Patients' clinical and MRI characteristics were reported as medians and ranges or as frequencies and percentages for continuous and categorical variables, respectively. Between‐group and between‐center comparisons were performed using the Pearson χ 2 test and Mann‐Whitney U‐test or Kruskal‐Wallis test for categorical and continuous variables, respectively. Because of potential presence of between‐center heterogeneity, univariate, and age‐adjusted between‐group comparisons were also performed using generalized linear mixed effect models with random intercepts and unstructured covariance matrix. Given the length of the fMRI task, we explored the possible influence of fatigue during the N‐back task by performing an analysis of variance on the percentage of incorrect responses. The following effects were included in the model: time, task (i.e., 0‐, 1‐, 2‐, or 3‐back) and interaction term time x task. A P‐value <0.05 was considered as statistically significant (SAS Release 9.1.3 software).

fMRI analysis was performed using SPM8 and second‐level statistics. One‐sample t tests (P < 0.05, family‐wise error [FWE] corrected for multiple comparisons) were used to assess the average activity during the 1‐ vs. 0‐, 2‐ vs. 0‐, 3‐ vs. 0‐back, and N‐back load conditions in HC and MS patients (as a whole, and according to the presence/absence of CI). Between‐group comparisons of fMRI activity during the load contrast were performed using full factorial models adjusted for site and age effects. The analysis was repeated including NBV as an additional covariate. Results were tested both at P < 0.001, uncorrected, and at P < 0.05, FWE corrected. Between‐center heterogeneity of fMRI activity as well as between‐center heterogeneity of differences between patients and controls in such an activity was assessed by creating two F contrasts in the SPM8 design matrix, one testing site effect and one testing group x site interaction. Multiple linear regression models, adjusted for age and site, were used to assess the correlation between fMRI activity during the N‐back load condition and behavioral (accuracy, RT), clinical (EDSS, disease duration), neuropsychological (global Z score of cognitive performance and Z scores of single cognitive domains and WCST), and conventional MRI (T2 LV and T1 LV) variables (P < 0.001, uncorrected).

RESULTS

Clinical, Neuropsychological, and Conventional MRI Measures

The mean T2 and T1 LVs of MS patients were 12.9 ml (SD = 15.9 ml) and 6.5 ml (SD = 6.6 ml), respectively. Compared to HC, MS patients had significantly lower NBV (mean NBV = 1,549 [SD = 73] ml in HC vs. 1,444 [SD = 110] ml in MS patients; P < 0.001). A significant site effect was found for age, EDSS, disease duration, and NBV, whereas no effect was found for education, gender, T2 LV, and T1 LV (Table 1).

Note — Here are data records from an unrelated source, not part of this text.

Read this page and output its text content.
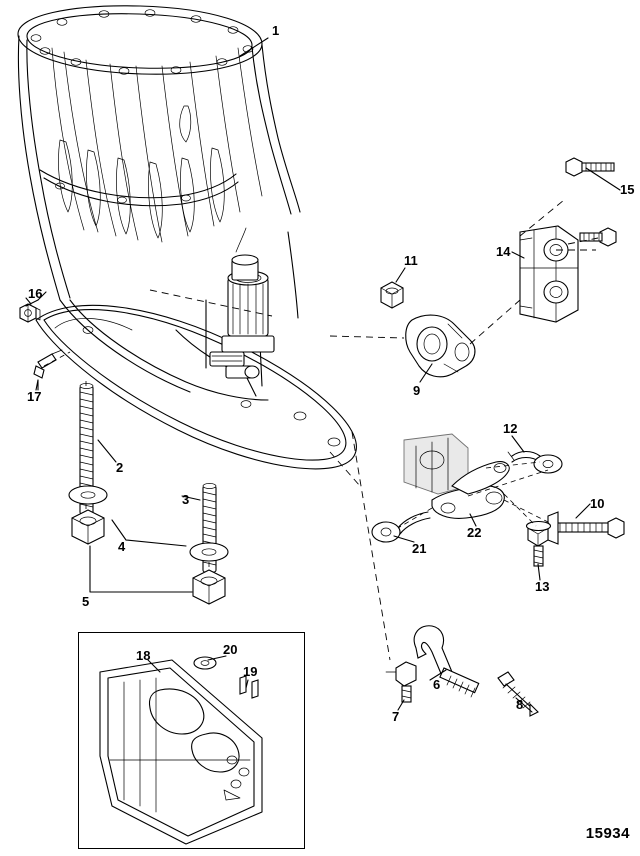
1
2
3
4
5
6
7
8
9
10
11
12
13
14
15
16
17
18
19
20
21
22
15934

Twenty (48%) MS patients were classified as CI. All patients impaired at WCST (n = 10) were also classified as CI on the BRB‐N. The domains most frequently involved were: attention and information processing speed (38% of the patients), executive functions (29%), verbal memory (27%), spatial memory (21%), and fluency (21%) (Table 2). The distribution of CI and cognitively preserved (CP) patients did not differ significantly among sites (Table 1). Compared to CP patients, CI MS patients were significantly older (mean age = 36.9 years, SD = 8.0 years for CP and 42.6 years, SD = 8.1 years for CI patients; P = 0.04), had higher T2 LV (mean T2 LV = 8.6 ml, SD = 11.9 ml for CP and 18.2 ml, SD = 18.5 ml for CI patients; P = 0.02), and T1 LV (mean T1 LV = 4.2 ml, SD = 3.9 ml for CP and 9.3 ml, SD = 7.9 ml for CI patients; P = 0.005), as well as lower NBV (mean NBV = 1,485 ml, SD = 81 ml for CP and 1,398 ml, SD = 120 ml for CI patients; P = 0.01). No differences were found for gender (P = 0.10), education (P = 0.63), EDSS (P = 0.58), and disease duration (P = 0.15).

Table 2.

Number and frequency of patients with multiple sclerosis (MS) having abnormal performances at neuropsychological tests and distribution across centers

Cognitive domains All centres (N = 42) Amsterdam (N = 6) Barcelona (N = 6) Graz (N = 6) London (N = 7) Milan (N = 10) Naples (N = 7)
Attention/information processing speed (%) 16 (38%) 2 (33%) 2 (33%) 2 (33%) 2 (29%) 6 (60%) 2 (29%)
Executive functions (%) 12 (29%) 2 (33%) 0 (0%) 1 (17%) 5 (71%) 4 (40%) 0 (0%)
Verbal memory (%) 11 (26%) 3 (50%) 0 (0%) 1 (17%) 2 (29%) 2 (20%) 3 (43%)
Spatial memory (%) 7 (17%) 0 (0%) 0 (0%) 1 (17%) 2 (29%) 3 (30%) 1 (17%)
Verbal fluency (%) 9 (21%) 1 (17%) 2 (33%) 3 (50%) 0 (0%) 1 (10%) 2 (29%)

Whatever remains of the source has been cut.